Work items are typically scheduled and assigned to a particular milestone. The team collectively decides what work items should be addressed in each deliverable. Decisions on what work items to address, and who will address them, are team decisions.
Work items include things like:
- Creating a design diagram to include in your documentation.
- Updating the build scripts to use a newer version of a library.
- Designing and implementing a new feature that you want in this milestone.
- Fixing a bug that a user points out to you, and writing new tests against it.
- Generating a software release and preparing it for your demo.
Creating a Work Item
In GitLab, navigate to Plan > Work items and click on the New item button to create a new work item.
You can choose the work item type:
- Task: Track small units of work that take little time. Not used for major features or product requirements.
- Issue: Track tasks, features, and bugs. This is what you use for most of your project work.
- Incident: A problem report from a user, with details on how to reproduce a problem.
Other values should be set to the following by default:
- Title: a one-line description that summarizes the task.
- Description: details, including initial design, and implementation summary when its complete.
- Assignee: who is responsible for this; should be “None” until the group collectively assigns work.
- Labels: organizational labels e.g., front-end, database.
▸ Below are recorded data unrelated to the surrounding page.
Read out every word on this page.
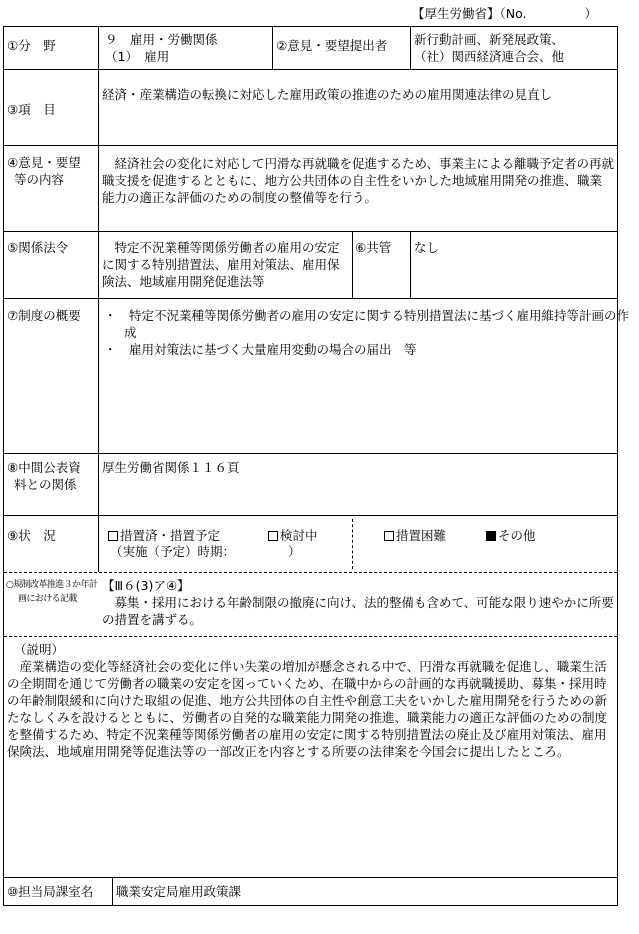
【厚生労働省】（No.	）
①分　野	９　雇用・労働関係
（1）　雇用
②意見・要望提出者 新行動計画、新発展政策、
（社）関西経済連合会、他
③項　目
経済・産業構造の転換に対応した雇用政策の推進のための雇用関連法律の見直し
④意見・要望
等の内容
経済社会の変化に対応して円滑な再就職を促進するため、事業主による離職予定者の再就職支援を促進するとともに、地方公共団体の自主性をいかした地域雇用開発の推進、職業能力の適正な評価のための制度の整備等を行う。
⑤関係法令	特定不況業種等関係労働者の雇用の安定に関する特別措置法、雇用対策法、雇用保険法、地域雇用開発促進法等
⑥共管 なし
⑦制度の概要 ・　特定不況業種等関係労働者の雇用の安定に関する特別措置法に基づく雇用維持等計画の作成
・　雇用対策法に基づく大量雇用変動の場合の届出　等
⑧中間公表資
料との関係
厚生労働省関係１１６頁
⑨状　況	措置済・措置予定	検討中
（実施（予定）時期：	）
措置困難	その他
○規制改革推進３か年計
画における記載
【Ⅲ６(3)ア④】
募集・採用における年齢制限の撤廃に向け、法的整備も含めて、可能な限り速やかに所要の措置を講ずる。
（説明）
産業構造の変化等経済社会の変化に伴い失業の増加が懸念される中で、円滑な再就職を促進し、職業生活の全期間を通じて労働者の職業の安定を図っていくため、在職中からの計画的な再就職援助、募集・採用時の年齢制限緩和に向けた取組の促進、地方公共団体の自主性や創意工夫をいかした雇用開発を行うための新たなしくみを設けるとともに、労働者の自発的な職業能力開発の推進、職業能力の適正な評価のための制度を整備するため、特定不況業種等関係労働者の雇用の安定に関する特別措置法の廃止及び雇用対策法、雇用保険法、地域雇用開発等促進法等の一部改正を内容とする所要の法律案を今国会に提出したところ。
⑩担当局課室名 職業安定局雇用政策課
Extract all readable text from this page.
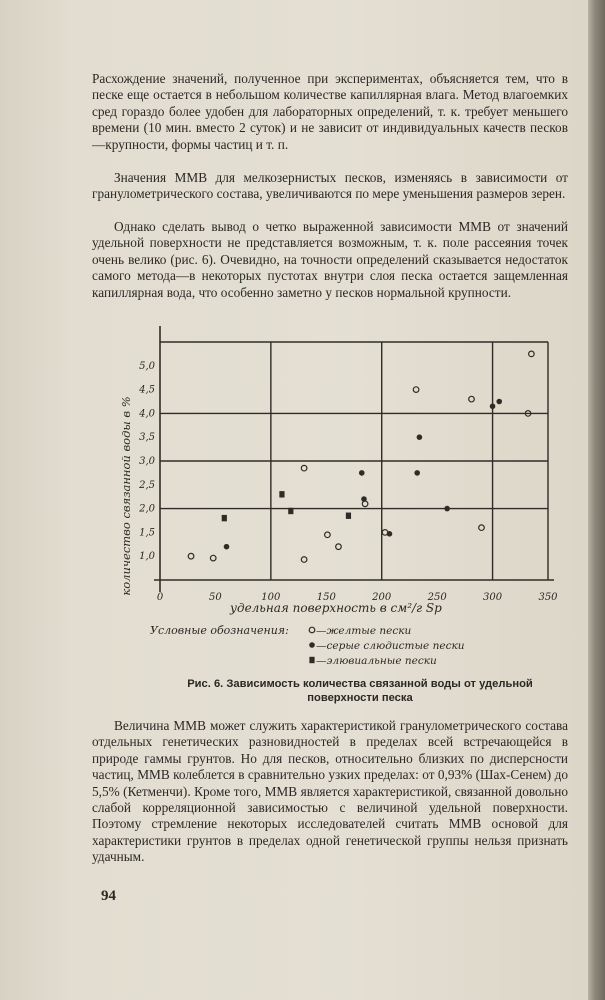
Расхождение значений, полученное при экспериментах, объясняется тем, что в песке еще остается в небольшом количестве капиллярная влага. Метод влагоемких сред гораздо более удобен для лабораторных определений, т. к. требует меньшего времени (10 мин. вместо 2 суток) и не зависит от индивидуальных качеств песков—крупности, формы частиц и т. п.

Значения ММВ для мелкозернистых песков, изменяясь в зависимости от гранулометрического состава, увеличиваются по мере уменьшения размеров зерен.

Однако сделать вывод о четко выраженной зависимости ММВ от значений удельной поверхности не представляется возможным, т. к. поле рассеяния точек очень велико (рис. 6). Очевидно, на точности определений сказывается недостаток самого метода—в некоторых пустотах внутри слоя песка остается защемленная капиллярная вода, что особенно заметно у песков нормальной крупности.

0	50	100	150	200	250	300	350
1,0
1,5
2,0
2,5
3,0
3,5
4,0
4,5
5,0
количество связанной воды в %
удельная поверхность в см²/г Sp
Условные обозначения:	—желтые пески
—серые слюдистые пески
—элювиальные пески
Рис. 6. Зависимость количества связанной воды от удельной
поверхности песка

Величина ММВ может служить характеристикой гранулометрического состава отдельных генетических разновидностей в пределах всей встречающейся в природе гаммы грунтов. Но для песков, относительно близких по дисперсности частиц, ММВ колеблется в сравнительно узких пределах: от 0,93% (Шах-Сенем) до 5,5% (Кетменчи). Кроме того, ММВ является характеристикой, связанной довольно слабой корреляционной зависимостью с величиной удельной поверхности. Поэтому стремление некоторых исследователей считать ММВ основой для характеристики грунтов в пределах одной генетической группы нельзя признать удачным.

94
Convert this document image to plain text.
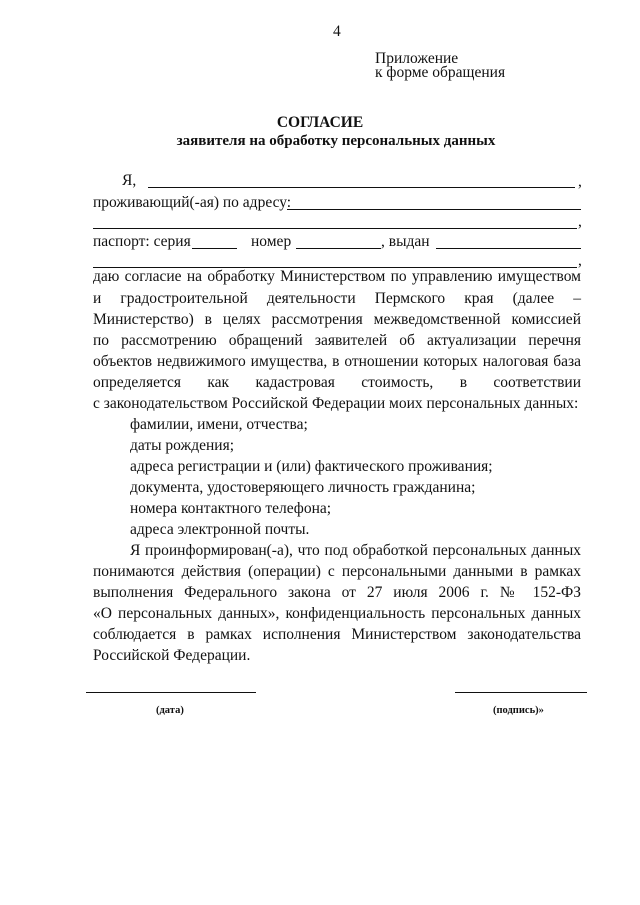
4
Приложение
к форме обращения
СОГЛАСИЕ
заявителя на обработку персональных данных
Я,	,
проживающий(-ая) по адресу:
,
паспорт: серия	номер	, выдан
,
даю согласие на обработку Министерством по управлению имуществом
и градостроительной деятельности Пермского края (далее –
Министерство) в целях рассмотрения межведомственной комиссией
по рассмотрению обращений заявителей об актуализации перечня
объектов недвижимого имущества, в отношении которых налоговая база
определяется как кадастровая стоимость, в соответствии
с законодательством Российской Федерации моих персональных данных:
фамилии, имени, отчества;
даты рождения;
адреса регистрации и (или) фактического проживания;
документа, удостоверяющего личность гражданина;
номера контактного телефона;
адреса электронной почты.
Я проинформирован(-а), что под обработкой персональных данных
понимаются действия (операции) с персональными данными в рамках
выполнения Федерального закона от 27 июля 2006 г. № 152-ФЗ
«О персональных данных», конфиденциальность персональных данных
соблюдается в рамках исполнения Министерством законодательства
Российской Федерации.
(дата)	(подпись)»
These are optional.
- Milestone: which milestone the issue is associated with.
- Dates: start and end dates when the issue is scheduled. These are optional.
- Contacts: additional stakeholders. This is optional.
Viewing Work Items
You should always be able to see an up-to-date view of your project, and assigned work items under the Issue Board for that milestone. See Plan > Issue Boards for details.
Updating Work Items
There are three main situation when you update work items:
- When it’s assigned. At the start of each sprint, the team should discuss what work items they wish to complete and assign them to team members (as evenly as possible, taking into account circumstances).
- When work is performed. You should update your work items by adding comments. They should always be up-to-date, even when work is in-progress. (This is important in case you need to pause work and return to it later!)
- When it’s complete. You should change the status of the item and add details on how it was completed.